Als die trend wordt bevestigd en er inderdaad een geleidelijke overgang komt van monetaire naar fiscale stimuli, zal dat een goede zaak zijn voor de economische groei en de aandelenmarkten. Meer in het bijzonder kan dat de conjunctuurgevoelige waarden een duw in de rug geven. Die kunnen profiteren van de nieuwe overheidsinvesteringen.


Beleggen in een ETF

U kunt uiteraard individuele aandelen kopen van bedrijven die een graantje zouden meepikken van een investeringsgolf in infrastructuur in de Verenigde Staten en Europa.

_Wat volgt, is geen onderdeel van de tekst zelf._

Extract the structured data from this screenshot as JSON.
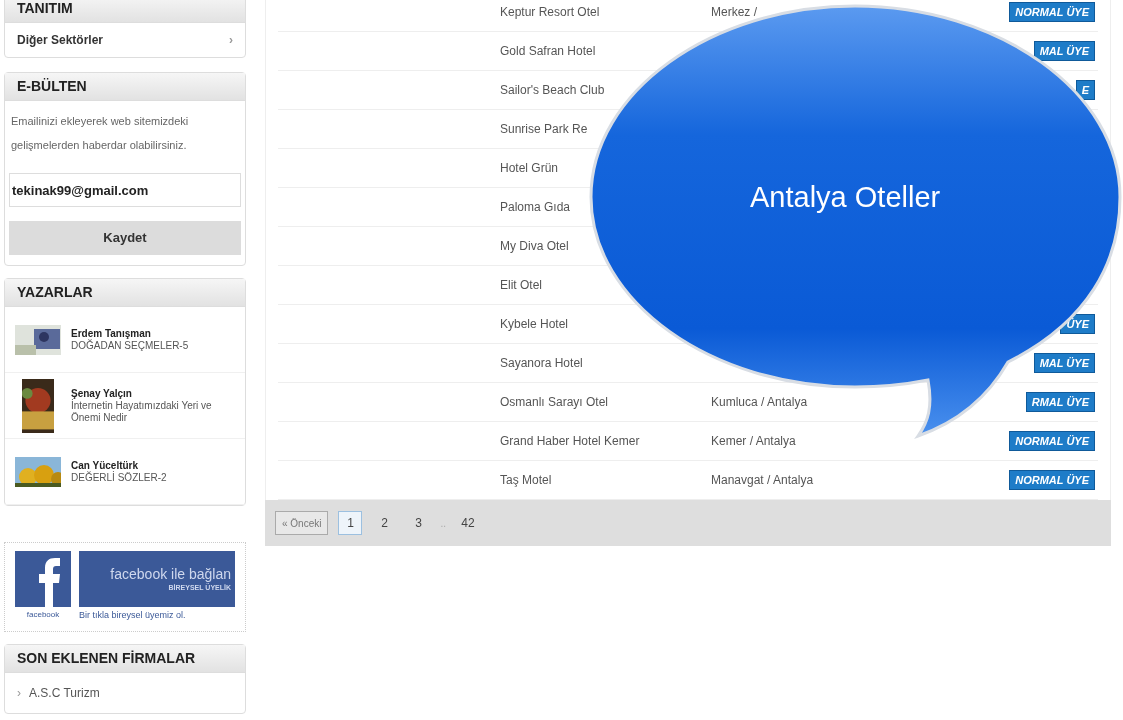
{
  "sidebar": {
    "tanitim": {
      "title": "TANITIM",
      "items": [
        {
          "label": "Diğer Sektörler",
          "arrow": "›"
        }
      ]
    },
    "ebulten": {
      "title": "E-BÜLTEN",
      "text": "Emailinizi ekleyerek web sitemizdeki gelişmelerden haberdar olabilirsiniz.",
      "email": "tekinak99@gmail.com",
      "button": "Kaydet"
    },
    "yazarlar": {
      "title": "YAZARLAR",
      "authors": [
        {
          "name": "Erdem Tanışman",
          "article": "DOĞADAN SEÇMELER-5"
        },
        {
          "name": "Şenay Yalçın",
          "article": "İnternetin Hayatımızdaki Yeri ve Önemi Nedir"
        },
        {
          "name": "Can Yüceltürk",
          "article": "DEĞERLİ SÖZLER-2"
        }
      ]
    },
    "facebook": {
      "logo_caption": "facebook",
      "banner_title": "facebook ile bağlan",
      "banner_subtitle": "BİREYSEL ÜYELİK",
      "caption": "Bir tıkla bireysel üyemiz ol."
    },
    "son_eklenen": {
      "title": "SON EKLENEN FİRMALAR",
      "items": [
        {
          "label": "A.S.C Turizm",
          "arrow": "›"
        }
      ]
    }
  },
  "table": {
    "rows": [
      {
        "name": "Keptur Resort Otel",
        "location": "Merkez /",
        "badge": "NORMAL ÜYE"
      },
      {
        "name": "Gold Safran Hotel",
        "badge": "MAL ÜYE"
      },
      {
        "name": "Sailor's Beach Club",
        "badge": "E"
      },
      {
        "name": "Sunrise Park Re"
      },
      {
        "name": "Hotel Grün"
      },
      {
        "name": "Paloma Gıda"
      },
      {
        "name": "My Diva Otel"
      },
      {
        "name": "Elit Otel"
      },
      {
        "name": "Kybele Hotel",
        "badge": "ÜYE"
      },
      {
        "name": "Sayanora Hotel",
        "badge": "MAL ÜYE"
      },
      {
        "name": "Osmanlı Sarayı Otel",
        "location": "Kumluca / Antalya",
        "badge": "RMAL ÜYE"
      },
      {
        "name": "Grand Haber Hotel Kemer",
        "location": "Kemer / Antalya",
        "badge": "NORMAL ÜYE"
      },
      {
        "name": "Taş Motel",
        "location": "Manavgat / Antalya",
        "badge": "NORMAL ÜYE"
      }
    ]
  },
  "pagination": {
    "previous": {
      "label": "« Önceki",
      "disabled": true
    },
    "pages": [
      {
        "label": "1",
        "selected": true
      },
      {
        "label": "2",
        "selected": false
      },
      {
        "label": "3",
        "selected": false
      },
      {
        "label": "..",
        "kind": "gap"
      },
      {
        "label": "42",
        "selected": false
      }
    ]
  },
  "callout": {
    "text": "Antalya Oteller"
  }
}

Voor de vuist weg denken we dan aan ondernemingen als Bam Group, Boskalis, CFE, Heidelberg Cement, Heijmans, LafargeHolcim, Trinity Industries en Vinci.

U kunt ook inspelen op die trend door te beleggen in iShares Global Infrastructure ETF. Die tracker noteert sinds het najaar van 2007 op Nasdaq (ticker IGF; ISIN-code US464288372), is uitgegeven door BlackRock en volgt de S&P Global Infrastructure-index. Deels door de economische en financiële crisis is het rendement tot nu erg bescheiden gebleven, met een gemiddelde jaarlijkse return van 1,36 procent sinds de oprichting. Dit jaar is er flink wat beterschap met een stijging van 13,85 procent. De anticipatie op extra investeringen in infrastructuur is duidelijk ingezet.

Zoals kon worden verwacht, legt de index de klemtoon op Noord-Amerika (38,3% Verenigde Staten en 9,0% Canada). Maar gezien de geschetste problemen, mogen we daar ook de grootste evolutie verwachten. Als we naar de sectoriële spreiding kijken, zijn er twee grote blokken: transport (40,1%) en elektriciteits- en nutsbedrijven (39,2%).

Het fonds heeft een lager dan gemiddeld marktrisico. Per procent verandering van de Standard&Poor’s500-index verandert de tracker slechts gemiddeld 0,68 procent (bèta 0,68%). De jaarlijkse kostenvergoeding bedraagt 0,47 procent.